If it weren’t for the military, I don’t know what I’d do. Because of the military, I’ve got a house, I’ve been able to raise my family, and do a good job, I think…. I’ve always been able to pay my bills. It’s one reason that I was able to be an air traffic controller…. And right now, another advantage I have is that I can get all of my medical prescriptions filled for free, and I get all of my medical doctors and hospital expenses paid.

 

My grandfather is a walking testimony of how the military helps our country, and takes care of those who have served faithfully. In a time when the military’s reputation is suffering and being darkened, I know that on an individual basis, they have helped my grandparents, my parents, and myself.

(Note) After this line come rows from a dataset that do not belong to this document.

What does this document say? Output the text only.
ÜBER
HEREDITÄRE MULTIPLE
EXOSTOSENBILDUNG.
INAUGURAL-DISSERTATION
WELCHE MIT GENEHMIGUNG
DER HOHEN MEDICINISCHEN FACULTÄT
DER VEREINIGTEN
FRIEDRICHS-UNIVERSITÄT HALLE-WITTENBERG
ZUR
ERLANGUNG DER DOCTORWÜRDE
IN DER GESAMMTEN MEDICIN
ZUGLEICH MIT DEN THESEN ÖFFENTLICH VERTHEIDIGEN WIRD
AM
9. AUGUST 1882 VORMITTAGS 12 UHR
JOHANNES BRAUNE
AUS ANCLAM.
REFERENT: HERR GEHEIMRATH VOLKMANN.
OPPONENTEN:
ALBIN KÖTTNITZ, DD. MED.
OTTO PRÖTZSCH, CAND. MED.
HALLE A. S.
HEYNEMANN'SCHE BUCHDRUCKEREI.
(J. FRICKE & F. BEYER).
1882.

            As I have stated before, the legacy of Clayton’s experiences in World War II did not end with the conclusion of the war, but have continued. In his life, Clayton has succeeded indirectly because of his service during the war, which has benefited his entire line. I would never have thought to do an oral history for my Service Learning Project if he had not indoctrinated me with his wondrous stories from an early age. One of my favorites is of when he crashed one of his planes, but you’ll have to read the history to get that one. His feelings have affected me personally. I am grateful that he was able to live through the war when so many died. I am also grateful that it has not affected him in a negative way, but he keeps in mind mostly fun, innocuous adventures among his companies. It makes life interesting for me, being able to see him as a young man who fought for the United States, but also had the streak of a rebel inside of him. Besides, in the Philippines, he had to do something to relieve the monotony.

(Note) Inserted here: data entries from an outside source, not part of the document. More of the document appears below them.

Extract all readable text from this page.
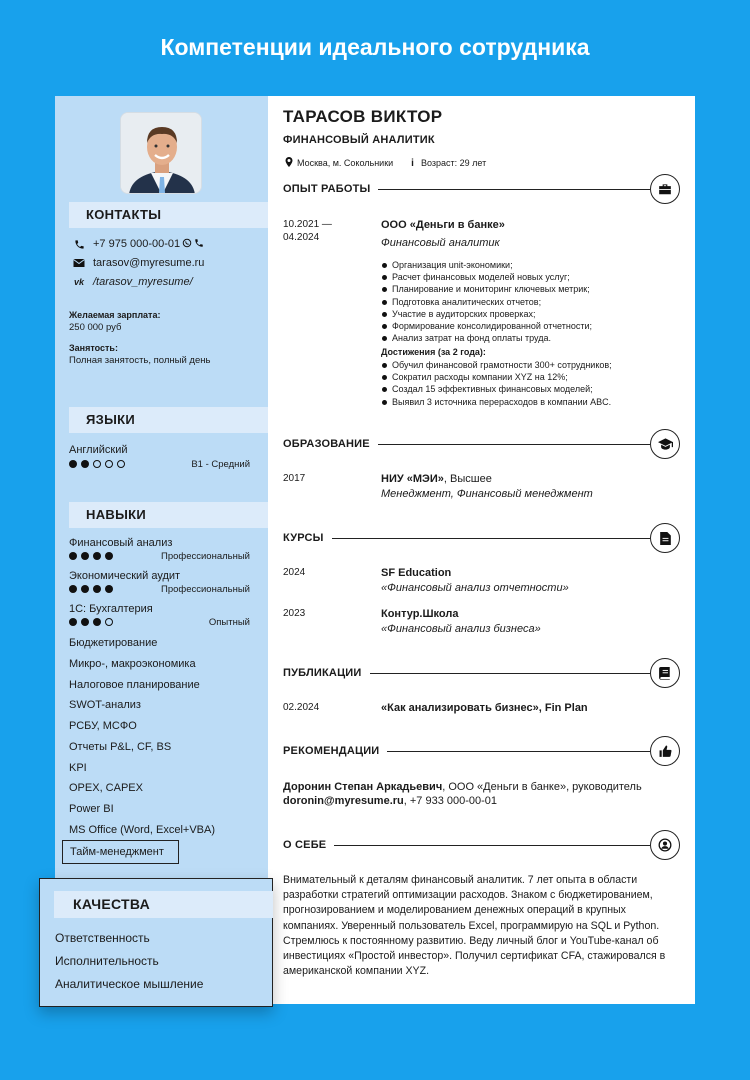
Компетенции идеального сотрудника
КОНТАКТЫ
+7 975 000-00-01
tarasov@myresume.ru
vk /tarasov_myresume/
Желаемая зарплата:
250 000 руб
Занятость:
Полная занятость, полный день
ЯЗЫКИ
Английский
B1 - Средний
НАВЫКИ
Финансовый анализ
Профессиональный
Экономический аудит
Профессиональный
1С: Бухгалтерия
Опытный
Бюджетирование
Микро-, макроэкономика
Налоговое планирование
SWOT-анализ
РСБУ, МСФО
Отчеты P&L, CF, BS
KPI
OPEX, CAPEX
Power BI
MS Office (Word, Excel+VBA)
Тайм-менеджмент
ТАРАСОВ ВИКТОР
ФИНАНСОВЫЙ АНАЛИТИК
Москва, м. Сокольники i Возраст: 29 лет
ОПЫТ РАБОТЫ
10.2021 —
04.2024
ООО «Деньги в банке»
Финансовый аналитик
Организация unit-экономики;
Расчет финансовых моделей новых услуг;
Планирование и мониторинг ключевых метрик;
Подготовка аналитических отчетов;
Участие в аудиторских проверках;
Формирование консолидированной отчетности;
Анализ затрат на фонд оплаты труда.
Достижения (за 2 года):
Обучил финансовой грамотности 300+ сотрудников;
Сократил расходы компании XYZ на 12%;
Создал 15 эффективных финансовых моделей;
Выявил 3 источника перерасходов в компании ABC.
ОБРАЗОВАНИЕ
2017	НИУ «МЭИ», Высшее
Менеджмент, Финансовый менеджмент
КУРСЫ
2024	SF Education
«Финансовый анализ отчетности»
2023	Контур.Школа
«Финансовый анализ бизнеса»
ПУБЛИКАЦИИ
02.2024	«Как анализировать бизнес», Fin Plan
РЕКОМЕНДАЦИИ
Доронин Степан Аркадьевич, ООО «Деньги в банке», руководитель
doronin@myresume.ru, +7 933 000-00-01
О СЕБЕ
Внимательный к деталям финансовый аналитик. 7 лет опыта в области разработки стратегий оптимизации расходов. Знаком с бюджетированием, прогнозированием и моделированием денежных операций в крупных компаниях. Уверенный пользователь Excel, программирую на SQL и Python. Стремлюсь к постоянному развитию. Веду личный блог и YouTube-канал об инвестициях «Простой инвестор». Получил сертификат CFA, стажировался в американской компании XYZ.
КАЧЕСТВА
Ответственность
Исполнительность
Аналитическое мышление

            Even more than all this, I have a keen desire now to know even more about his past, and to record it so that future generations might learn about it also. I plan sometime soon to conduct another interview, this one’s focus being his days as a young child, growing up in the Great Depression era. He has lived a hard life, but it has not turned him into a bitter man. I am very grateful that I had the opportunity to interview him.